Like, I had already kind of been logged in.
So it's like, oh, yeah, this is the, this is what you bought.
Like, what do you want to do with it, right?
Is it like, okay, I need to process a return, right?
So it gave me those prompts because it already knew.
And, like, I didn't even have to explain.
the problem, right? I didn't have to go in and be like, hey, I bought these shoes. And it's like,
what's your name? What's this? Blah, blah, blah, right? It was like, hey, Molly, we know you're here.
We know you just made this purchase. Like, is there an issue with this purchase? Do you need to do a
return? Like, let's just walk through that. They just knew, right? And I think from like an experience
standpoint and a customer expectation, it's like, I expect you to know, right? It's like,
how did you just make that so easy on me? What company is this? It was American Eagle, actually.
So, which was like super impressive. Shout out American Eagle. Wow. So so cool.

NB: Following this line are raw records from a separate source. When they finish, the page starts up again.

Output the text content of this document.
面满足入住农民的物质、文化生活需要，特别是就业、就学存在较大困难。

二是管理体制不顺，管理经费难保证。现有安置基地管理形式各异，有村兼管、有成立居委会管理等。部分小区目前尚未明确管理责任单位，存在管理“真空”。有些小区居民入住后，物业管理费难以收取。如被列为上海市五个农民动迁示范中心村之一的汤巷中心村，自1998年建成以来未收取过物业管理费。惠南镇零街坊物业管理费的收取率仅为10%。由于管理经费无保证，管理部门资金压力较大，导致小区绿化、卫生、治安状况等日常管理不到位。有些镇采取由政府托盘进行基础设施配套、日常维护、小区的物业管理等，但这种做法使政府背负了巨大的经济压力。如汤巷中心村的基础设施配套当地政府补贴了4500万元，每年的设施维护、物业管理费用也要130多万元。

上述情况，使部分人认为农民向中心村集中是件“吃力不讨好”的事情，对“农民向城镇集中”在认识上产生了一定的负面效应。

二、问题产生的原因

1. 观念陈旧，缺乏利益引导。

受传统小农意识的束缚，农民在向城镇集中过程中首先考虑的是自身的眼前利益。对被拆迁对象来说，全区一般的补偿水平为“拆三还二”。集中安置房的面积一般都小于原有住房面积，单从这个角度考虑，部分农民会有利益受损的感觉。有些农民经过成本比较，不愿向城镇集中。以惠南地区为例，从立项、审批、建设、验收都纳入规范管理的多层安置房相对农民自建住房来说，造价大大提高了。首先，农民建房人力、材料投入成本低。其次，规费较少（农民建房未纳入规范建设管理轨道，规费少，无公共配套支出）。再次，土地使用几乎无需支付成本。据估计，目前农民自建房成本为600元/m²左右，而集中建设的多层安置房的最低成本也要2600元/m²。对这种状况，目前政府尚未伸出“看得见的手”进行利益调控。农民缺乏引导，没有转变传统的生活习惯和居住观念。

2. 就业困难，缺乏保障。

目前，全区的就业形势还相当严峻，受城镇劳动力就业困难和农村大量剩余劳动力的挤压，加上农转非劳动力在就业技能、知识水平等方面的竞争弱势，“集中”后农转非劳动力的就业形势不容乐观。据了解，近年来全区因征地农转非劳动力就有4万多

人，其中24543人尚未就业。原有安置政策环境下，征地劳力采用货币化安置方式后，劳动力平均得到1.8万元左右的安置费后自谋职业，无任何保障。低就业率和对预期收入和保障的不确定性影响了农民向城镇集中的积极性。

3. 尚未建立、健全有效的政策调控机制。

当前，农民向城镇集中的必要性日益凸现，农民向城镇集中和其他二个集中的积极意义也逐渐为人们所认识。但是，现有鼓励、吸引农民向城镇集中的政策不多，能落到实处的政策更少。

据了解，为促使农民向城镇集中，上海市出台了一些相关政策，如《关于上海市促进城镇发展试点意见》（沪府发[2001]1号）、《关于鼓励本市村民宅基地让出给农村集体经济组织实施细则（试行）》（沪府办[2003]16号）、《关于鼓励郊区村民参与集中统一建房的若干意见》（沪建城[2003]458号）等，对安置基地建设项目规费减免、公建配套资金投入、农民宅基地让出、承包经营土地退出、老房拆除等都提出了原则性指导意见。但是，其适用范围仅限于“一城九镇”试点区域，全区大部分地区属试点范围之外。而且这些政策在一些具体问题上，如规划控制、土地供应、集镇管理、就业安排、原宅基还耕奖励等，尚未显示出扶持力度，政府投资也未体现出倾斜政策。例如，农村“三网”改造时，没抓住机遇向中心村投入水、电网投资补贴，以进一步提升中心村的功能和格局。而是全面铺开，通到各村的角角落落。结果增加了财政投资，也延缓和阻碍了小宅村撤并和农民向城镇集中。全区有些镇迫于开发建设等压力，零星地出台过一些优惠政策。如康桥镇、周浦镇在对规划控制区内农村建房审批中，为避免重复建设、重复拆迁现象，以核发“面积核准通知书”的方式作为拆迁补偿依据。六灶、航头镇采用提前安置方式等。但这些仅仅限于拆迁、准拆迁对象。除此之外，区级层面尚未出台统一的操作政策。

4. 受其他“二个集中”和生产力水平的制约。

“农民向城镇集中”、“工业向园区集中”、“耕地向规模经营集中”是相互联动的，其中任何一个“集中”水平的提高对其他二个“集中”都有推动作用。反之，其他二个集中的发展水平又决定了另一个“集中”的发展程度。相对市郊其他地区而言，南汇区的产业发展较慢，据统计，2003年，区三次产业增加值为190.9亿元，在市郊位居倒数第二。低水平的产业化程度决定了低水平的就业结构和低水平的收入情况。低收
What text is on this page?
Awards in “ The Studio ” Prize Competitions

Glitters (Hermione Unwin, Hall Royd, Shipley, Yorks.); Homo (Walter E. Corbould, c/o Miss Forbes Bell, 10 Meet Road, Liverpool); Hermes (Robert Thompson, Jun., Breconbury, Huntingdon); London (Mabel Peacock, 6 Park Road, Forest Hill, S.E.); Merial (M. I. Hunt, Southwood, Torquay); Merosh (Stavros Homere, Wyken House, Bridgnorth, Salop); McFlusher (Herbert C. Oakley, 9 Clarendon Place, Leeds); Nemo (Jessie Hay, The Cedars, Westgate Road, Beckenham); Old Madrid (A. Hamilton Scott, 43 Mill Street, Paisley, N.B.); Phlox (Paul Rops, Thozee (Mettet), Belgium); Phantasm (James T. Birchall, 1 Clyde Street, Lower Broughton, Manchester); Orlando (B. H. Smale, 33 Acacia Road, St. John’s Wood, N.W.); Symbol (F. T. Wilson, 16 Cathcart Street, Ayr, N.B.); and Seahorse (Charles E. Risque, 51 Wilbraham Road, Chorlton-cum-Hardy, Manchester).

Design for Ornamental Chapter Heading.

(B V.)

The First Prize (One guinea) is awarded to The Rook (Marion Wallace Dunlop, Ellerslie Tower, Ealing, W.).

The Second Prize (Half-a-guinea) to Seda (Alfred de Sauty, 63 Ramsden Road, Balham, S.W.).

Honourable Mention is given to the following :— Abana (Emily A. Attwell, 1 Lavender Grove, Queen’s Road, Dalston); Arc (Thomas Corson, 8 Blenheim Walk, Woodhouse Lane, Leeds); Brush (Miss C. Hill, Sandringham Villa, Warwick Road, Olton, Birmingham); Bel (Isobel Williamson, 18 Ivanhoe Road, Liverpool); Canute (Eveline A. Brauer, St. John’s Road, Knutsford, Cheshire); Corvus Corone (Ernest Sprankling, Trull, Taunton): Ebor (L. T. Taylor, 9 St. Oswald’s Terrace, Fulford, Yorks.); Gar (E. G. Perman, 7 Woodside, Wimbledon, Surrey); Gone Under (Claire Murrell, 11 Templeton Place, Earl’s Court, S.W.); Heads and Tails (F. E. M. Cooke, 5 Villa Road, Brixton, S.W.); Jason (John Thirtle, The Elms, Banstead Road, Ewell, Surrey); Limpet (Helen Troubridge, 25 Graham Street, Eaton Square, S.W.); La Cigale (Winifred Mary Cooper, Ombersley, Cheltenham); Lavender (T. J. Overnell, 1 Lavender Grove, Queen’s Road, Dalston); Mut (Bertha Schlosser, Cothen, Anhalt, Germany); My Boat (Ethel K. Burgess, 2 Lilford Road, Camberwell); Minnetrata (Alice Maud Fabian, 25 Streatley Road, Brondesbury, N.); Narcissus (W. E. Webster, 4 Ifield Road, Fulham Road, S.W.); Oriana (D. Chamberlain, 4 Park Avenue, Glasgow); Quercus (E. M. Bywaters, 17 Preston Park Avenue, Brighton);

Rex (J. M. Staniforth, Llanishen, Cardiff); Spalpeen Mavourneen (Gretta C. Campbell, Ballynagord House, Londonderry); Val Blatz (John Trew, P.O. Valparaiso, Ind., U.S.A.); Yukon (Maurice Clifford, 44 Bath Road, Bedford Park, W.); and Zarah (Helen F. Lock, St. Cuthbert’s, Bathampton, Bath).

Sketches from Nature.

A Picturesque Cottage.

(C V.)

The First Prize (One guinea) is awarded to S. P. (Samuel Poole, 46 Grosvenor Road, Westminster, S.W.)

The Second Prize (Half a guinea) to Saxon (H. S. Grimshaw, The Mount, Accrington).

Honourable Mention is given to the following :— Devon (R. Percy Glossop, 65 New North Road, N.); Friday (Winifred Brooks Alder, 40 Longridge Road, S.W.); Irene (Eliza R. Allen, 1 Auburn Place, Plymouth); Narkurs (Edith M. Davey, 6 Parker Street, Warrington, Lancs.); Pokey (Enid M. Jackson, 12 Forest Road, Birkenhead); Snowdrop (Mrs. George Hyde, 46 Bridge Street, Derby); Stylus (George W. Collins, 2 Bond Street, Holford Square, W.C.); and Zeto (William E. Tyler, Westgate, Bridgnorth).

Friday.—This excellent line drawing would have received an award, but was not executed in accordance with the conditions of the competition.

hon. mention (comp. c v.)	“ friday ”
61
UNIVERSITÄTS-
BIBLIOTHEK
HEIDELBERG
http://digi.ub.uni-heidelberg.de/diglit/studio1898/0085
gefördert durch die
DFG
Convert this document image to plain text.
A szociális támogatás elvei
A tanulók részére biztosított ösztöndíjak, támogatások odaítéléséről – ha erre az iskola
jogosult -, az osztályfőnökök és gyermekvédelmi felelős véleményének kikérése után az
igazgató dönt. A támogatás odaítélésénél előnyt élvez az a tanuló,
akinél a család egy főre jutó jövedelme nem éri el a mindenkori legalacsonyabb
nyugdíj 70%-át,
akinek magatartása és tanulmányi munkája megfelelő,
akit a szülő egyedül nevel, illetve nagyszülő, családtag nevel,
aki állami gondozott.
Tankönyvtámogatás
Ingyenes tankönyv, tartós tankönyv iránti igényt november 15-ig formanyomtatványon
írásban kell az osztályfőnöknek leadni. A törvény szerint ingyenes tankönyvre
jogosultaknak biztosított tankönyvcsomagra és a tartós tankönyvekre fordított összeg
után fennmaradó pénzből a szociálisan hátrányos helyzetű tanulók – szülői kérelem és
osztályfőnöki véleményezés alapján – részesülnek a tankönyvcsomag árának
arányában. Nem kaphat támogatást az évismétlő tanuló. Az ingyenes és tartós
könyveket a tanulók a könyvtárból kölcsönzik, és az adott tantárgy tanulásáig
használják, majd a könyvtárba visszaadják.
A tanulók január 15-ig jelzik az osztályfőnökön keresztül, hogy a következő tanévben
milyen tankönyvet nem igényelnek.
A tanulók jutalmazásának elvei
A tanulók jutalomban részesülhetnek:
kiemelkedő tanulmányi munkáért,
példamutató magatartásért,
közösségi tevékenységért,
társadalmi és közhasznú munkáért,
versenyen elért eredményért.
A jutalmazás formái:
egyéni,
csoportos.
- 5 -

Yeah. Okay. Well, that concludes the lightning round. Thank you, Molly. Yeah. All right, Molly,
well, this has been so much fun. Where can listeners find you and where can they follow along with
Engines' journey as you guys continue to invest more in technology and grow as it sounds like you guys
are expanding? Yeah. Find me on LinkedIn. I'm pretty active there. And, you know,
InGen, we're continuing to share what we're doing on social media as well. And check out
engine.com, especially if you've got a business trip coming up. I'd love to help you travel.
I'm literally planning my dreamforce trip using engine.com. So I'm excited.
We got you, Lacey. Awesome. All right, Molly. Thanks so much. Take care.